La vice presidente Aspat, Maristella D’Alessandro ha auspicato “un’integrazione con il sistema sanitario pubblico come punto di arrivo. Come punto di partenza, ci accontenteremmo della parità di trattamento nel sistema ambulatoriale unico tra strutture ex art.26 ed ex art 25. Non siamo un ‘vero privato’ anche per questo la ‘navigazione a vista’ in assenza di programmazione non aiuta. Rivendichiamo linee guida.

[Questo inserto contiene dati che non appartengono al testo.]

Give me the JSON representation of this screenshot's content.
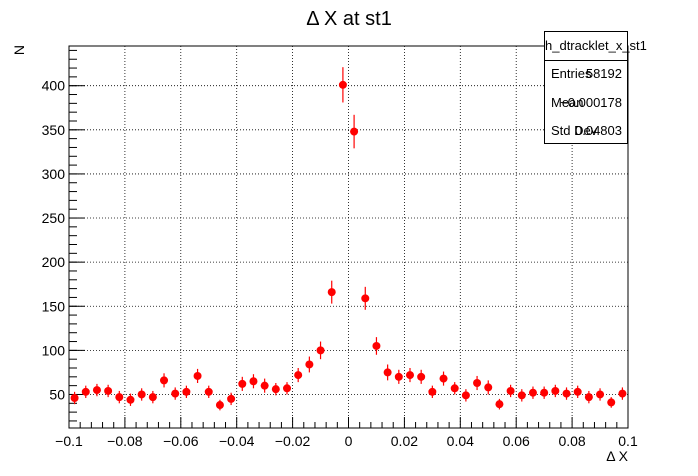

In questa regione tutto ciò è ignorato e ci si ostina a tenere in vita linee guida sulla riabilitazione risalenti al 2004. Bisogna adeguare il passo della regione Basilicata a quello delle altre regioni, dove il sistema della riabilitazione è stato rivisto e riorganizzato”.
Alla discussione sono intervenuti i consiglieri Pittella, Perrino e Trerotola.
Ai lavori erano presenti oltre al presidente Zullino (Lega), Marcello Pittella (AB), Carlo Trerotola (Prospettive lucane), Gerardo Bellettieri (Fi), Gianuario Aliandro (Lega), Vincenzo Baldassarre (Idea), Giovanni Vizziello (FdI), Piergiorgio Quarto (Basilicata positiva) e Giovanni Perrino (M5s).